Selain itu massa aksi juga memblejeti meningkatnya pemberangusan atas kebebasan berpendapat, kebebasan berkumpul, dan menyatakan pendapat di muka umum. Mereka menyatakan, “Kampus yang sejatinya mengimani kebebasan mimbar akademik juga turut terseret dalam represifitas ini. Represifitas dalam bentuk pelarangan dan pembubaran diskusi juga baru saja terjadi di Malang pada 29 September 2016. Diskus “Marxisme dan Kekerasan Pasca 65” yang sejatinya menjadi forum ilmiah tukar ide dan gagasan dibubarkan begitu saja. Panitia diintimidasi dan dipaksa untuk tidak melanjutkan diskusi. Dalih pembubaran mereka sebenarnya tidak jelas. Mereka menciptakan musuh-musuh imajiner dan bahaya-bahaya yang ilusif untuk membenarkan tindakan represif mereka. Saat itu sekitar delapan orang warga mempercepat diskusi dan dihentikan sebelum waktu usai, ditambah dengan beberapa aparat berpakaian sipil yang hadir di lokasi kejadian yang elakukan intervebsi jepada panitia. Hal serupa juga telah terjadi sebelum-sebelumnya. Dimana diskusi, nonton flm, dan bedah buku di Malang dibubarkan sepihak. Tanpa menerima proses dialog maupun musyawarah. Pembubaran dan kekerasan juga terjadi di beberapa kota, seperti Yogyakarta, Bandung, Jakarta, dan beberapa daerah lain. Salah satu kasus yang mencuat satu bulan belakangan adalah pembubaran perpustakaan jalanan di Kota Bandung yang dilakukan oleh oknum aparat militer.”

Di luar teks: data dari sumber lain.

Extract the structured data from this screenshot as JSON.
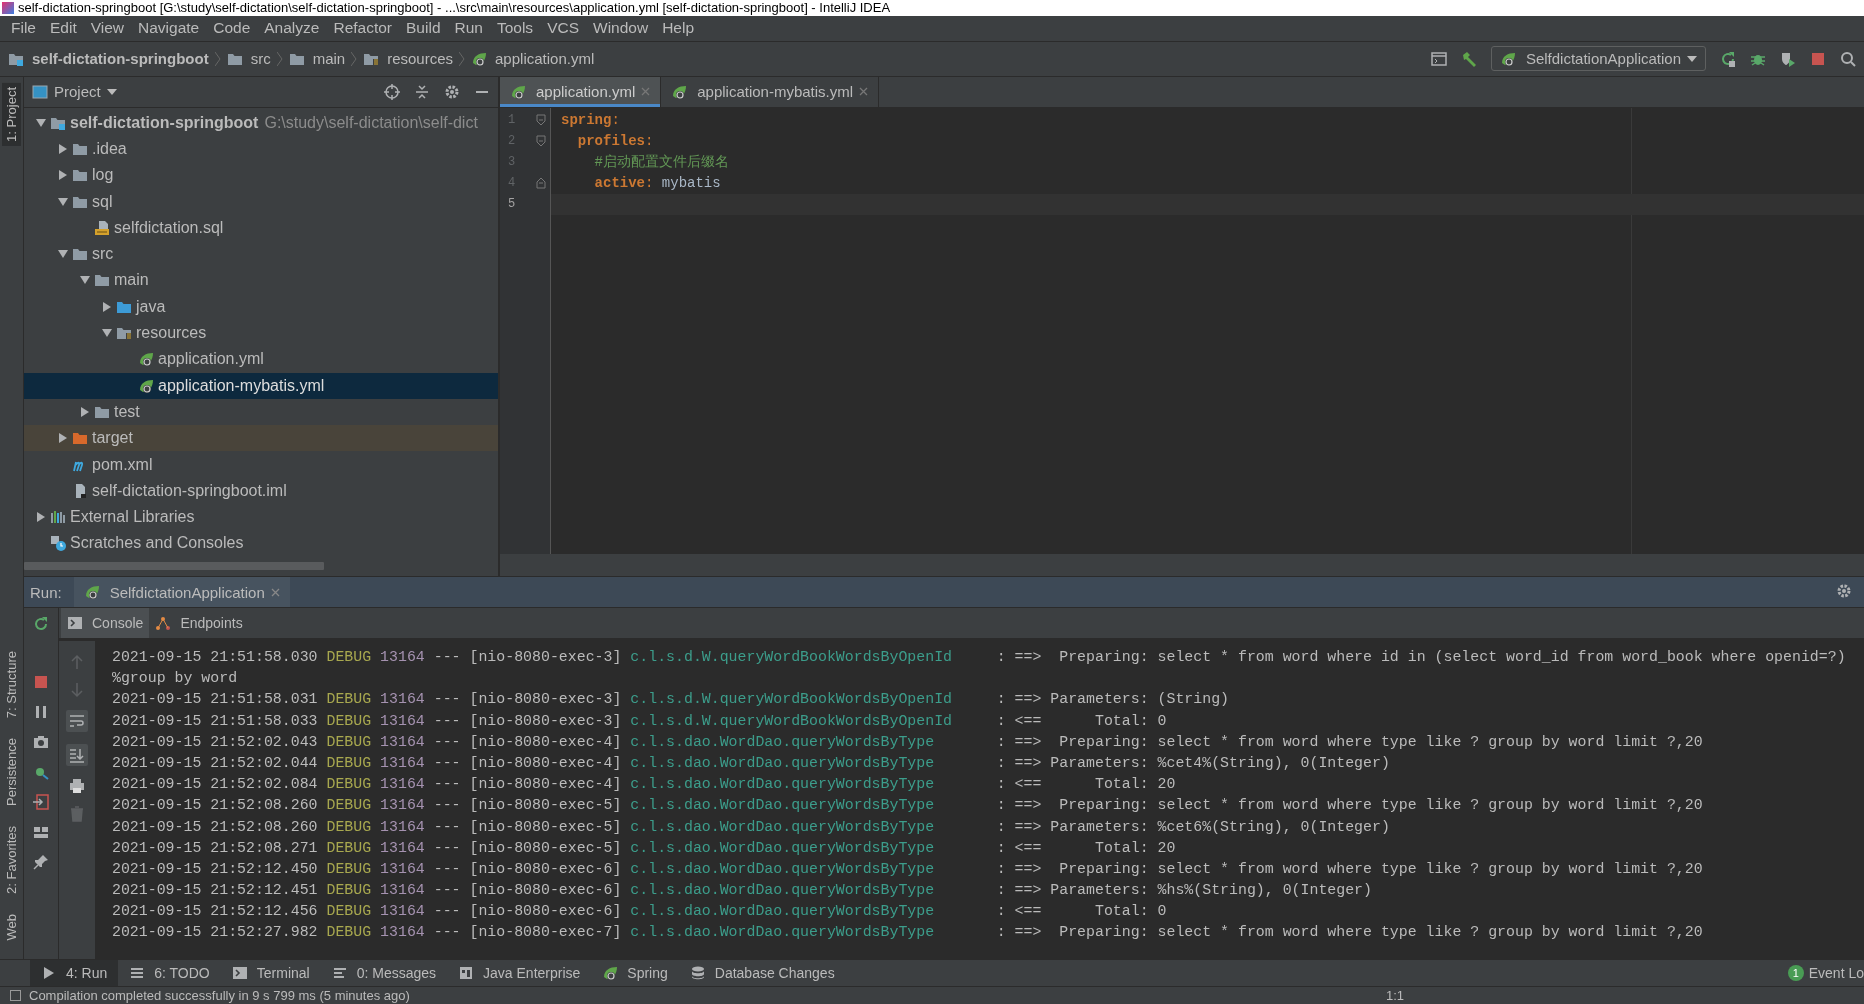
{
  "title_bar": {
    "title": "self-dictation-springboot [G:\\study\\self-dictation\\self-dictation-springboot] - ...\\src\\main\\resources\\application.yml [self-dictation-springboot] - IntelliJ IDEA"
  },
  "menu": [
    "File",
    "Edit",
    "View",
    "Navigate",
    "Code",
    "Analyze",
    "Refactor",
    "Build",
    "Run",
    "Tools",
    "VCS",
    "Window",
    "Help"
  ],
  "breadcrumbs": [
    {
      "label": "self-dictation-springboot",
      "kind": "project"
    },
    {
      "label": "src",
      "kind": "folder"
    },
    {
      "label": "main",
      "kind": "folder"
    },
    {
      "label": "resources",
      "kind": "resources"
    },
    {
      "label": "application.yml",
      "kind": "spring"
    }
  ],
  "run_config": {
    "label": "SelfdictationApplication"
  },
  "side_tabs": [
    {
      "label": "1: Project",
      "selected": true
    },
    {
      "label": "7: Structure",
      "selected": false
    },
    {
      "label": "Persistence",
      "selected": false
    },
    {
      "label": "2: Favorites",
      "selected": false
    },
    {
      "label": "Web",
      "selected": false
    }
  ],
  "project_panel": {
    "title": "Project",
    "tree": [
      {
        "label": "self-dictation-springboot",
        "path": "G:\\study\\self-dictation\\self-dict",
        "kind": "project",
        "expanded": true,
        "selected": false,
        "children": [
          {
            "label": ".idea",
            "kind": "folder",
            "expanded": false,
            "selected": false
          },
          {
            "label": "log",
            "kind": "folder",
            "expanded": false,
            "selected": false
          },
          {
            "label": "sql",
            "kind": "folder",
            "expanded": true,
            "selected": false,
            "children": [
              {
                "label": "selfdictation.sql",
                "kind": "sql",
                "selected": false
              }
            ]
          },
          {
            "label": "src",
            "kind": "folder",
            "expanded": true,
            "selected": false,
            "children": [
              {
                "label": "main",
                "kind": "folder",
                "expanded": true,
                "selected": false,
                "children": [
                  {
                    "label": "java",
                    "kind": "source",
                    "expanded": false,
                    "selected": false
                  },
                  {
                    "label": "resources",
                    "kind": "resources",
                    "expanded": true,
                    "selected": false,
                    "children": [
                      {
                        "label": "application.yml",
                        "kind": "spring",
                        "selected": false
                      },
                      {
                        "label": "application-mybatis.yml",
                        "kind": "spring",
                        "selected": true
                      }
                    ]
                  }
                ]
              },
              {
                "label": "test",
                "kind": "folder",
                "expanded": false,
                "selected": false
              }
            ]
          },
          {
            "label": "target",
            "kind": "excluded",
            "expanded": false,
            "selected": false
          },
          {
            "label": "pom.xml",
            "kind": "maven",
            "selected": false
          },
          {
            "label": "self-dictation-springboot.iml",
            "kind": "iml",
            "selected": false
          }
        ]
      },
      {
        "label": "External Libraries",
        "kind": "libraries",
        "expanded": false,
        "selected": false
      },
      {
        "label": "Scratches and Consoles",
        "kind": "scratches",
        "selected": false
      }
    ]
  },
  "editor": {
    "tabs": [
      {
        "label": "application.yml",
        "selected": true
      },
      {
        "label": "application-mybatis.yml",
        "selected": false
      }
    ],
    "lines": [
      {
        "number": "1",
        "kind": "foldstart",
        "current": false,
        "tokens": [
          {
            "kind": "key",
            "text": "spring"
          },
          {
            "kind": "punct",
            "text": ":"
          }
        ]
      },
      {
        "number": "2",
        "kind": "foldstart",
        "current": false,
        "tokens": [
          {
            "kind": "key",
            "text": "  profiles"
          },
          {
            "kind": "punct",
            "text": ":"
          }
        ]
      },
      {
        "number": "3",
        "kind": "plain",
        "current": false,
        "tokens": [
          {
            "kind": "comment",
            "text": "    #启动配置文件后缀名"
          }
        ]
      },
      {
        "number": "4",
        "kind": "foldend",
        "current": false,
        "tokens": [
          {
            "kind": "key",
            "text": "    active"
          },
          {
            "kind": "punct",
            "text": ": "
          },
          {
            "kind": "value",
            "text": "mybatis"
          }
        ]
      },
      {
        "number": "5",
        "kind": "plain",
        "current": true
      }
    ]
  },
  "run_panel": {
    "label": "Run:",
    "tab": "SelfdictationApplication",
    "subtabs": [
      {
        "label": "Console",
        "kind": "console",
        "selected": true
      },
      {
        "label": "Endpoints",
        "kind": "endpoints",
        "selected": false
      }
    ],
    "log": [
      {
        "kind": "entry",
        "time": "2021-09-15 21:51:58.030",
        "level": "DEBUG",
        "pid": "13164",
        "sep": "---",
        "thread": "[nio-8080-exec-3]",
        "logger": "c.l.s.d.W.queryWordBookWordsByOpenId",
        "message": ": ==>  Preparing: select * from word where id in (select word_id from word_book where openid=?)"
      },
      {
        "kind": "continuation",
        "text": "%group by word"
      },
      {
        "kind": "entry",
        "time": "2021-09-15 21:51:58.031",
        "level": "DEBUG",
        "pid": "13164",
        "sep": "---",
        "thread": "[nio-8080-exec-3]",
        "logger": "c.l.s.d.W.queryWordBookWordsByOpenId",
        "message": ": ==> Parameters: (String)"
      },
      {
        "kind": "entry",
        "time": "2021-09-15 21:51:58.033",
        "level": "DEBUG",
        "pid": "13164",
        "sep": "---",
        "thread": "[nio-8080-exec-3]",
        "logger": "c.l.s.d.W.queryWordBookWordsByOpenId",
        "message": ": <==      Total: 0"
      },
      {
        "kind": "entry",
        "time": "2021-09-15 21:52:02.043",
        "level": "DEBUG",
        "pid": "13164",
        "sep": "---",
        "thread": "[nio-8080-exec-4]",
        "logger": "c.l.s.dao.WordDao.queryWordsByType",
        "message": ": ==>  Preparing: select * from word where type like ? group by word limit ?,20"
      },
      {
        "kind": "entry",
        "time": "2021-09-15 21:52:02.044",
        "level": "DEBUG",
        "pid": "13164",
        "sep": "---",
        "thread": "[nio-8080-exec-4]",
        "logger": "c.l.s.dao.WordDao.queryWordsByType",
        "message": ": ==> Parameters: %cet4%(String), 0(Integer)"
      },
      {
        "kind": "entry",
        "time": "2021-09-15 21:52:02.084",
        "level": "DEBUG",
        "pid": "13164",
        "sep": "---",
        "thread": "[nio-8080-exec-4]",
        "logger": "c.l.s.dao.WordDao.queryWordsByType",
        "message": ": <==      Total: 20"
      },
      {
        "kind": "entry",
        "time": "2021-09-15 21:52:08.260",
        "level": "DEBUG",
        "pid": "13164",
        "sep": "---",
        "thread": "[nio-8080-exec-5]",
        "logger": "c.l.s.dao.WordDao.queryWordsByType",
        "message": ": ==>  Preparing: select * from word where type like ? group by word limit ?,20"
      },
      {
        "kind": "entry",
        "time": "2021-09-15 21:52:08.260",
        "level": "DEBUG",
        "pid": "13164",
        "sep": "---",
        "thread": "[nio-8080-exec-5]",
        "logger": "c.l.s.dao.WordDao.queryWordsByType",
        "message": ": ==> Parameters: %cet6%(String), 0(Integer)"
      },
      {
        "kind": "entry",
        "time": "2021-09-15 21:52:08.271",
        "level": "DEBUG",
        "pid": "13164",
        "sep": "---",
        "thread": "[nio-8080-exec-5]",
        "logger": "c.l.s.dao.WordDao.queryWordsByType",
        "message": ": <==      Total: 20"
      },
      {
        "kind": "entry",
        "time": "2021-09-15 21:52:12.450",
        "level": "DEBUG",
        "pid": "13164",
        "sep": "---",
        "thread": "[nio-8080-exec-6]",
        "logger": "c.l.s.dao.WordDao.queryWordsByType",
        "message": ": ==>  Preparing: select * from word where type like ? group by word limit ?,20"
      },
      {
        "kind": "entry",
        "time": "2021-09-15 21:52:12.451",
        "level": "DEBUG",
        "pid": "13164",
        "sep": "---",
        "thread": "[nio-8080-exec-6]",
        "logger": "c.l.s.dao.WordDao.queryWordsByType",
        "message": ": ==> Parameters: %hs%(String), 0(Integer)"
      },
      {
        "kind": "entry",
        "time": "2021-09-15 21:52:12.456",
        "level": "DEBUG",
        "pid": "13164",
        "sep": "---",
        "thread": "[nio-8080-exec-6]",
        "logger": "c.l.s.dao.WordDao.queryWordsByType",
        "message": ": <==      Total: 0"
      },
      {
        "kind": "entry",
        "time": "2021-09-15 21:52:27.982",
        "level": "DEBUG",
        "pid": "13164",
        "sep": "---",
        "thread": "[nio-8080-exec-7]",
        "logger": "c.l.s.dao.WordDao.queryWordsByType",
        "message": ": ==>  Preparing: select * from word where type like ? group by word limit ?,20"
      }
    ]
  },
  "tool_tabs": [
    {
      "label": "4: Run",
      "kind": "run",
      "selected": true
    },
    {
      "label": "6: TODO",
      "kind": "todo",
      "selected": false
    },
    {
      "label": "Terminal",
      "kind": "terminal",
      "selected": false
    },
    {
      "label": "0: Messages",
      "kind": "messages",
      "selected": false
    },
    {
      "label": "Java Enterprise",
      "kind": "enterprise",
      "selected": false
    },
    {
      "label": "Spring",
      "kind": "spring",
      "selected": false
    },
    {
      "label": "Database Changes",
      "kind": "database",
      "selected": false
    }
  ],
  "event_log": {
    "count": "1",
    "label": "Event Lo"
  },
  "status_bar": {
    "message": "Compilation completed successfully in 9 s 799 ms (5 minutes ago)",
    "position": "1:1"
  }
}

Leon Kastayudha menyatakan kelas penindas memberangus demokrasi dan mengekang pengetahuan sebab mereka tidak punya kepentingan atas budaya pencerahan. “Sebab penindasan yang mereka jalankan hanya bisa langgeng dengan budaya pembodohan.” Ia melanjutkan, “Kita tidak bisa mengharapkan penegakan HAM dan demokrasi pada elit borjuasi. Kita juga tidak bisa mempercayai janji-janji Jokowi, yang tidak pernah punya rekam jejak terlibat di perjuangan HAM dan demokrasi. Kepentingan mereka bukan HAM dan demokrasi melainkan laba, modal, dan investasi. Bahkan demi mengamankan operasi bisnis mereka bersedia memberangus demokrasi dan melanggar HAM.”
“Belajar dari keberhasilan pemutaran Senyap di UIN Yogyakarta, kita harus menyadari bahwa perjuangan untuk demokrasi dan HAM, tidak bisa dititipkan ke elit-elit politisi ataupun lewat cara-cara lobi. Sebaliknya kita harus menggalang kekuatan, mengorganisir diri, dan memobilisasi massa, untuk menuntut sekaligus mempertahankan hak-hak demokratis kita,” tegasnya.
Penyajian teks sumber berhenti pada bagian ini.